Exoplanet As Dense As Styrofoam Might Teach Us A Lot About Planetary Atmospheres

Artist's impression of KELT-11b. Walter Robinson/Lehigh University

KELT-11b is quite the unusual object. It’s the brightest transiting exoplanet visible in the southern hemisphere, it’s one-fifth as massive as Jupiter, and it orbits its star very closely. It’s also so puffy that its density is similar to Styrofoam. KELT-11b would easily float in water.

As reported in the Astrophysical Journal, KELT-11b is a phenomenal target for astronomers. Its inflated atmosphere, which is estimated to be over 2,760 kilometers (1,700 miles), can be used as a training ground for our instruments, which can then be used on more complex objects.

The object was discovered as part of the KELT (Kilodegree Extremely Little Telescope) survey. KELT uses two small robotic telescopes, one in South Africa and one in Arizona, to hunt exoplanets. They are looking for transiting exoplanets, ones that pass in front of stars, with the telescopes able to spot them by measuring dips in the light they get from the stars.

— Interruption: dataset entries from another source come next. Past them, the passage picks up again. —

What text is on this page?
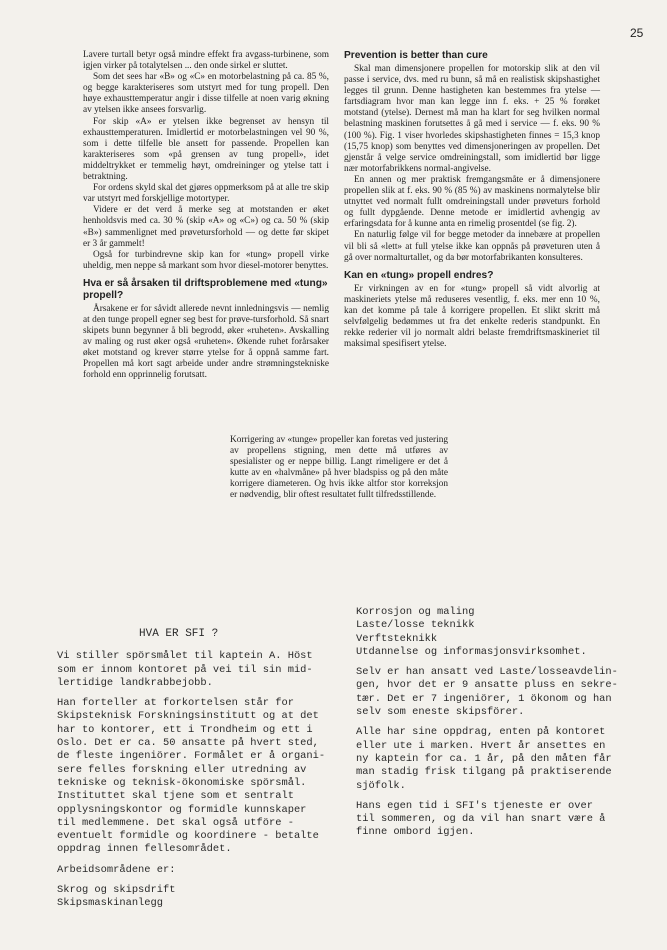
25

Lavere turtall betyr også mindre effekt fra avgass-turbinene, som igjen virker på totalytelsen ... den onde sirkel er sluttet.

Som det sees har «B» og «C» en motorbelastning på ca. 85 %, og begge karakteriseres som utstyrt med for tung propell. Den høye exhausttemperatur angir i disse tilfelle at noen varig økning av ytelsen ikke ansees forsvarlig.

For skip «A» er ytelsen ikke begrenset av hensyn til exhausttemperaturen. Imidlertid er motorbelastningen vel 90 %, som i dette tilfelle ble ansett for passende. Propellen kan karakteriseres som «på grensen av tung propell», idet middeltrykket er temmelig høyt, omdreininger og ytelse tatt i betraktning.

For ordens skyld skal det gjøres oppmerksom på at alle tre skip var utstyrt med forskjellige motortyper.

Videre er det verd å merke seg at motstanden er øket henholdsvis med ca. 30 % (skip «A» og «C») og ca. 50 % (skip «B») sammenlignet med prøvetursforhold — og dette før skipet er 3 år gammelt!

Også for turbindrevne skip kan for «tung» propell virke uheldig, men neppe så markant som hvor diesel-motorer benyttes.

Hva er så årsaken til driftsproblemene med «tung» propell?

Årsakene er for såvidt allerede nevnt innledningsvis — nemlig at den tunge propell egner seg best for prøve-tursforhold. Så snart skipets bunn begynner å bli begrodd, øker «ruheten». Avskalling av maling og rust øker også «ruheten». Økende ruhet forårsaker øket motstand og krever større ytelse for å oppnå samme fart. Propellen må kort sagt arbeide under andre strømningstekniske forhold enn opprinnelig forutsatt.

Prevention is better than cure

Skal man dimensjonere propellen for motorskip slik at den vil passe i service, dvs. med ru bunn, så må en realistisk skipshastighet legges til grunn. Denne hastigheten kan bestemmes fra ytelse — fartsdiagram hvor man kan legge inn f. eks. + 25 % forøket motstand (ytelse). Dernest må man ha klart for seg hvilken normal belastning maskinen forutsettes å gå med i service — f. eks. 90 % (100 %). Fig. 1 viser hvorledes skipshastigheten finnes = 15,3 knop (15,75 knop) som benyttes ved dimensjoneringen av propellen. Det gjenstår å velge service omdreiningstall, som imidlertid bør ligge nær motorfabrikkens normal-angivelse.

En annen og mer praktisk fremgangsmåte er å dimensjonere propellen slik at f. eks. 90 % (85 %) av maskinens normalytelse blir utnyttet ved normalt fullt omdreiningstall under prøveturs forhold og fullt dypgående. Denne metode er imidlertid avhengig av erfaringsdata for å kunne anta en rimelig prosentdel (se fig. 2).

En naturlig følge vil for begge metoder da innebære at propellen vil bli så «lett» at full ytelse ikke kan oppnås på prøveturen uten å gå over normalturtallet, og da bør motorfabrikanten konsulteres.

Kan en «tung» propell endres?

Er virkningen av en for «tung» propell så vidt alvorlig at maskineriets ytelse må reduseres vesentlig, f. eks. mer enn 10 %, kan det komme på tale å korrigere propellen. Et slikt skritt må selvfølgelig bedømmes ut fra det enkelte rederis standpunkt. En rekke rederier vil jo normalt aldri belaste fremdriftsmaskineriet til maksimal spesifisert ytelse.

Korrigering av «tunge» propeller kan foretas ved justering av propellens stigning, men dette må utføres av spesialister og er neppe billig. Langt rimeligere er det å kutte av en «halvmåne» på hver bladspiss og på den måte korrigere diameteren. Og hvis ikke altfor stor korreksjon er nødvendig, blir oftest resultatet fullt tilfredsstillende.
HVA ER SFI ?

Vi stiller spörsmålet til kaptein A. Höst
som er innom kontoret på vei til sin mid-
lertidige landkrabbejobb.

Han forteller at forkortelsen står for
Skipsteknisk Forskningsinstitutt og at det
har to kontorer, ett i Trondheim og ett i
Oslo. Det er ca. 50 ansatte på hvert sted,
de fleste ingeniörer. Formålet er å organi-
sere felles forskning eller utredning av
tekniske og teknisk-ökonomiske spörsmål.
Instituttet skal tjene som et sentralt
opplysningskontor og formidle kunnskaper
til medlemmene. Det skal også utföre -
eventuelt formidle og koordinere - betalte
oppdrag innen fellesområdet.

Arbeidsområdene er:

Skrog og skipsdrift
Skipsmaskinanlegg

Korrosjon og maling
Laste/losse teknikk
Verftsteknikk
Utdannelse og informasjonsvirksomhet.

Selv er han ansatt ved Laste/losseavdelin-
gen, hvor det er 9 ansatte pluss en sekre-
tær. Det er 7 ingeniörer, 1 ökonom og han
selv som eneste skipsförer.

Alle har sine oppdrag, enten på kontoret
eller ute i marken. Hvert år ansettes en
ny kaptein for ca. 1 år, på den måten får
man stadig frisk tilgang på praktiserende
sjöfolk.

Hans egen tid i SFI's tjeneste er over
til sommeren, og da vil han snart være å
finne ombord igjen.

"The KELT project is specifically designed to discover a few scientifically valuable planets orbiting very bright stars, and KELT-11b is a prime example of that," lead author Joshua Pepper, from Lehigh University, said in a statement. "We were very surprised by the amazingly low density of this planet. It's extremely big for its mass. It's got a fifth of the mass of Jupiter but is puffed up into this really underdense planet."

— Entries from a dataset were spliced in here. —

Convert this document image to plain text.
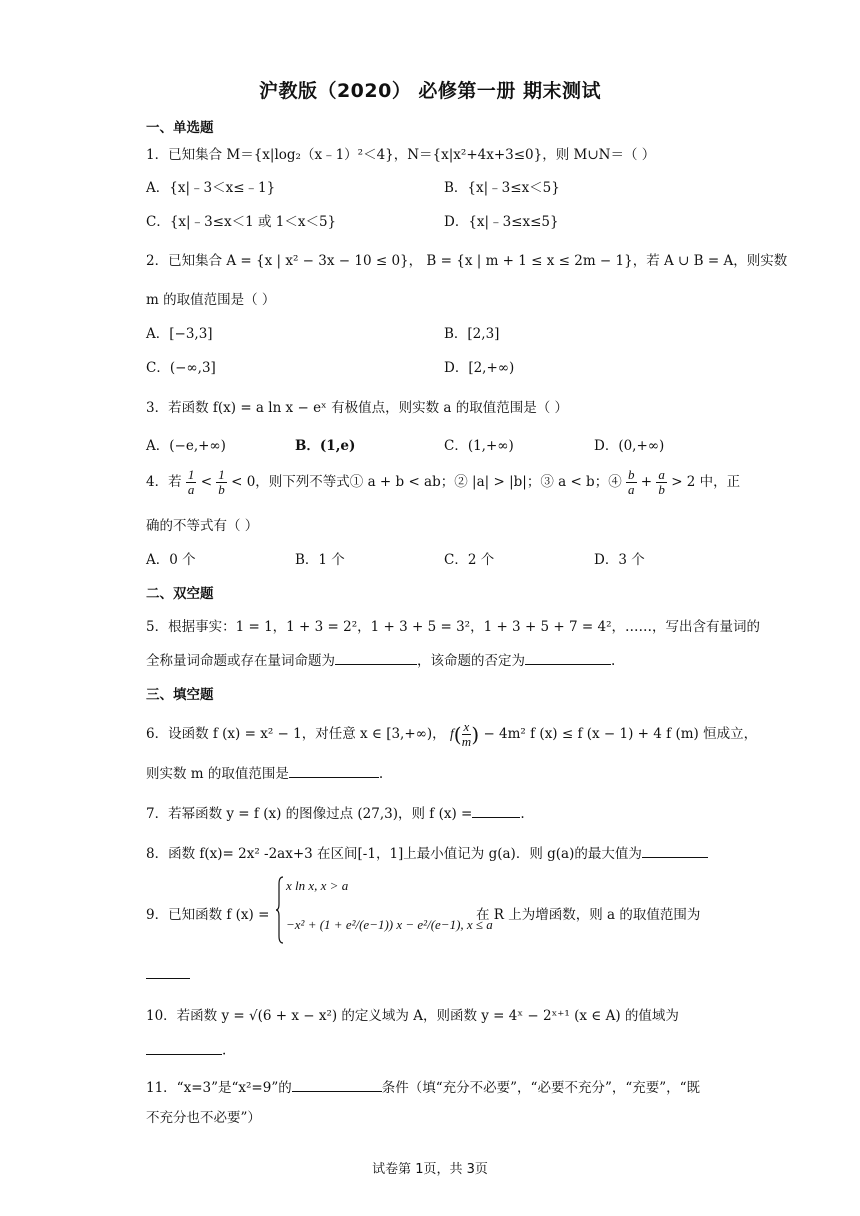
沪教版（2020） 必修第一册 期末测试
一、单选题
1．已知集合 M＝{x|log₂（x﹣1）²＜4}，N＝{x|x²+4x+3≤0}，则 M∪N＝（ ）
A．{x|﹣3＜x≤﹣1}	B．{x|﹣3≤x＜5}
C．{x|﹣3≤x＜1 或 1＜x＜5}	D．{x|﹣3≤x≤5}
2．已知集合 A = {x | x² − 3x − 10 ≤ 0}， B = {x | m + 1 ≤ x ≤ 2m − 1}，若 A ∪ B = A，则实数
m 的取值范围是（ ）
A．[−3,3]	B．[2,3]
C．(−∞,3]	D．[2,+∞)
3．若函数 f(x) = a ln x − eˣ 有极值点，则实数 a 的取值范围是（ ）
A．(−e,+∞)	B．(1,e)	C．(1,+∞)	D．(0,+∞)
4．若 $\frac{1}{a} < \frac{1}{b} < 0$，则下列不等式① a + b < ab；② |a| > |b|；③ a < b；④ $\frac{b}{a} + \frac{a}{b} > 2$ 中，正
确的不等式有（ ）
A．0 个	B．1 个	C．2 个	D．3 个
二、双空题
5．根据事实：1 = 1，1 + 3 = 2²，1 + 3 + 5 = 3²，1 + 3 + 5 + 7 = 4²，……，写出含有量词的
全称量词命题或存在量词命题为	，该命题的否定为	.
三、填空题
6．设函数 f (x) = x² − 1，对任意 x ∈ [3,+∞)， $f( \frac{x}{m}$ ) − 4m² f (x) ≤ f (x − 1) + 4 f (m) 恒成立，
则实数 m 的取值范围是	.
7．若幂函数 y = f (x) 的图像过点 (27,3)，则 f (x) =	.
8．函数 f(x)= 2x² -2ax+3 在区间[-1，1]上最小值记为 g(a)．则 g(a)的最大值为
9．已知函数 f (x) =
x ln x, x > a
−x² + (1 + e²/(e−1)) x − e²/(e−1), x ≤ a
在 R 上为增函数，则 a 的取值范围为
10．若函数 y = √(6 + x − x²) 的定义域为 A，则函数 y = 4ˣ − 2ˣ⁺¹ (x ∈ A) 的值域为
.
11．“x=3”是“x²=9”的	条件（填“充分不必要”，“必要不充分”，“充要”，“既
不充分也不必要”）
试卷第 1页，共 3页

KELT-11b is located 320 light-years from Earth, with astronomers catching it in its twilight years. It orbits a star that's larger and more massive than the Sun, and will expand into a red giant and engulf the planet. KELT-11b is already so close that it orbits the star in just five days.

While location and composition play a role, astronomers are still trying to figure out the exact mechanism behind over-inflated planets like KELT-11b. This one is the third-lowest density planet whose radius and mass have been accurately measured.

The team hope to gather follow-up observations of KELT-11b with better instruments in order to understand the complexity of this planet's atmosphere, hopefully in preparation for what we might be doing down the line.

"We don't know of any real Earth-like planets or stars for which we can measure their atmospheres, though we expect to discover more in future years," Pepper added. "These (giant gas) planets are the gold standards or testbeds for learning how to measure the atmospheres of planets."

When the James Webb Space Telescope comes online in early 2019, it will push our limits on what we can resolve, with many more Earth-like objects studied just as easy as KELT-11b.